Use this fill-in-the-blank outline to structure your pitch:

[OPENING - 30 seconds]
"Every year, [INDUSTRY/MARKET] loses $[X] because [SPECIFIC PROBLEM]. And this problem affects [TARGET CUSTOMER TYPE]."

[PROBLEM - 20 seconds]
"Currently, [EXISTING SOLUTION] is the approach most people take. But this means [CONSEQUENCE OF OLD SOLUTION]. As a result, [NEGATIVE OUTCOME]."

[SOLUTION - 30 seconds]
"We're building [COMPANY NAME]: [ONE-SENTENCE DESCRIPTION]. Unlike [ALTERNATIVES], we [KEY DIFFERENTIATOR]. This means [CUSTOMER BENEFIT]."

[MARKET - 20 seconds]
"The total addressable market is $[TAM]. We're targeting [SERVICEABLE MARKET SEGMENT], worth $[SAM], and our initial focus is [FIRST CUSTOMER SEGMENT], a $[SOM] opportunity."

[TRACTION - 40 seconds]
"We've acquired [NUMBER] customers / users / LOIs.
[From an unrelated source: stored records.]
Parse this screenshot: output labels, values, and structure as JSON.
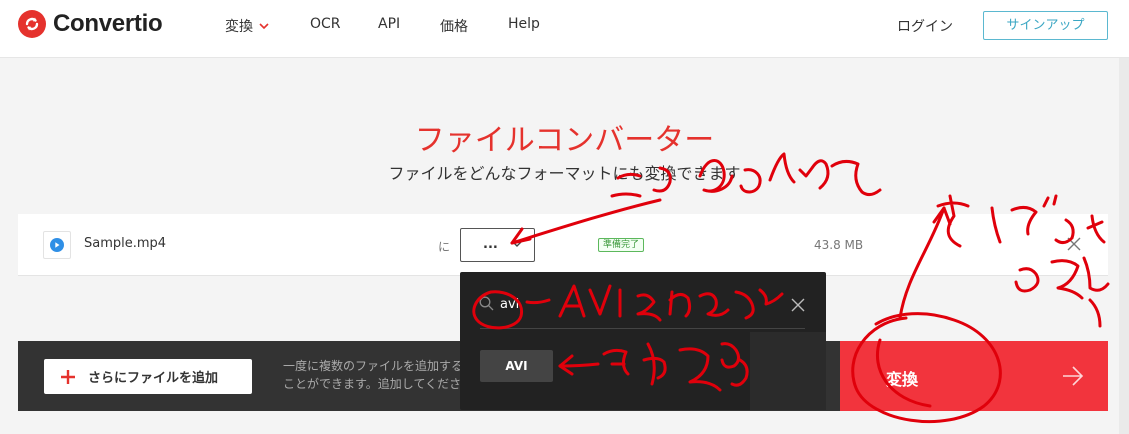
{
  "brand": {
    "name": "Convertio",
    "color": "#e5322d"
  },
  "nav": {
    "items": [
      {
        "label": "変換",
        "has_dropdown": true
      },
      {
        "label": "OCR"
      },
      {
        "label": "API"
      },
      {
        "label": "価格"
      },
      {
        "label": "Help"
      }
    ],
    "login": "ログイン",
    "signup": "サインアップ"
  },
  "hero": {
    "title": "ファイルコンバーター",
    "subtitle": "ファイルをどんなフォーマットにも変換できます"
  },
  "file": {
    "name": "Sample.mp4",
    "to_label": "に",
    "format_value": "...",
    "status": "準備完了",
    "size": "43.8 MB"
  },
  "actions": {
    "add_label": "さらにファイルを追加",
    "add_hint": "一度に複数のファイルを追加することができます。追加してください",
    "convert_label": "変換"
  },
  "format_dropdown": {
    "search_value": "avi",
    "options": [
      "AVI"
    ]
  },
  "colors": {
    "accent": "#f2343d",
    "dark_bar": "#333333",
    "dropdown_bg": "#222222",
    "ink": "#e0000b"
  }
}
We're growing [GROWTH RATE] month-over-month. Our [KEY METRIC] is [NUMBER], and retention sits at [%]. [ADDITIONAL METRIC OR PARTNERSHIP]."

[BUSINESS MODEL - 20 seconds]
"We make money by [HOW YOU CHARGE]. Our average customer pays us $[AVG REVENUE PER CUSTOMER] per [TIME PERIOD]. We target [X]% gross margins by [TIMELINE]."

[TEAM - 20 seconds]
"I'm [YOUR NAME], and I've been in [INDUSTRY] for [YEARS]. My co-founder [NAME] previously [RELEVANT EXPERIENCE]. We've assembled a team that combines [KEY EXPERTISE]."

[THE ASK - 30 seconds]
"We're raising $[AMOUNT] to [USE 1: X%], [USE 2: Y%], and [USE 3: Z%]. This gets us to [MILESTONE 1] and [MILESTONE 2] by [TIMELINE]. If you're interested, I'll be around after the event. Let's grab coffee."

Final thoughts

Demo day is your moment to tell your startup's story to the people who can help you succeed. The most effective pitches combine clear storytelling, compelling traction, and authentic conviction. You don't need flashy slides or clever wordplay—you need clarity, confidence, and a genuine belief in your mission.

Remember: investors want to fund great founders solving real problems. If you can communicate that in 3 minutes, you've already won. The capital, introductions, and momentum that follow are just the beginning.

Good luck on stage. You've got this.